In 2018, the US Supreme Court said that they would not be prepared to listen to a further challenge by Smartflash, and the Court of Appeals upheld the Patent Office’s conclusions. This suggested that Mr Racz's hard-fought battle against Apple had finally come to an end.
Pictured: Mr Racz claims that Apple's iTunes store takes advantage of the technology he first developed in the late 1990s.
However, last week, The Times reported that – armed with evidence gleaned from freedom-of-information requests and with $50m of private-investor backing – Mr Racz was set to resume legal proceedings.
"The technology I invented allowed Apple to become the biggest company in the world, and I still haven’t earned a penny," Mr Racz told the newspaper.
"After 21 years of fighting for justice, the time has come for me and my long-suffering investors to finally get paid."
And this week, it was reported that Mr Racz has announced the launch of a civil RICO investigation into Apple, Inc. The RICO – Racketeer Influenced and Corrupt Organizations Act – is a federal law that allows for the prosecution of individuals or organisations engaged in illegal activities as part of a larger criminal enterprise.
The investigation will focus on allegations of theft of Smartflash's intellectual property and circumstances relating to the unlawful invalidation of patents.
Mr Racz claims that he developed the capability – which includes digital media players and content provision systems to allow for secure downloads and payments – to help monetise the digital music industry in the face of what seemed to be potentially threatening developments. He filed seven patents in 1999.
At the time, he signed up American singer-songwriter Britney Spears as a brand ambassador for his company Smartflash.
Video: Britney Spears appears in a video endorsing a product created by Smartflash. (YouTube/Poisonparadiseaddict)
But in 2003, Apple unveiled its iPods and its iTunes store – which allow secure online purchase of individual songs and albums – which Mr Racz claims take advantage of the technology he first developed.
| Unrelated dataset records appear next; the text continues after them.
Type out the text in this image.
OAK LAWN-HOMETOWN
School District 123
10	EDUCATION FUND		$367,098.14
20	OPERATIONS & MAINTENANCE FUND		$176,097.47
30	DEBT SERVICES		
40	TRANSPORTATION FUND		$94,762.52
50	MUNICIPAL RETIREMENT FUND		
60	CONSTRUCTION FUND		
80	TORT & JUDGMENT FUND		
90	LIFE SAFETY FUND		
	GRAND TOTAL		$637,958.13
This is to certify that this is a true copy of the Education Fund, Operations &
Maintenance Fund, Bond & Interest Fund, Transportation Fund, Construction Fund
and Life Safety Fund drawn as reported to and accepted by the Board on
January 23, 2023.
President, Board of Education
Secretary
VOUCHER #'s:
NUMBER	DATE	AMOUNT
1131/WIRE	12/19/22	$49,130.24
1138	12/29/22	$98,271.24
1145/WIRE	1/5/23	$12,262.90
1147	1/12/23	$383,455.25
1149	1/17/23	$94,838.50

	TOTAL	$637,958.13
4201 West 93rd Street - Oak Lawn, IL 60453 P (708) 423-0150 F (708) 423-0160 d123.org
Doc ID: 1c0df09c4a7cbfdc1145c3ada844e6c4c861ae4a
He claimed other companies, including Samsung and Google, were also profiting from his invention.
After Mr Racz's $533m of damages were quashed by the US Courts of Appeals, Apple released a statement saying: "Smartflash makes no products, has no employees, creates no jobs, has no US presence, and is exploiting our patent system to seek royalties for technology Apple invented."
They added that they refused to "pay off" the company for the ideas its employees spent years innovating, and said they had no choice but to take up the fight in the court system.
Pictured: Apple says that they refuse to "pay off" Smartflash for the ideas its employees spent years innovating.
However, Mr Racz claims that "Apple's actions are not solely restricted to wilful patent infringement, but also form part of a more significant pattern of wrongful activity.
"We are committed to protecting our intellectual property and to holding Apple accountable for their actions."
The most recent civil RICO investigation is being led by a team of legal experts and will focus on gathering evidence to support Smartflash's claims.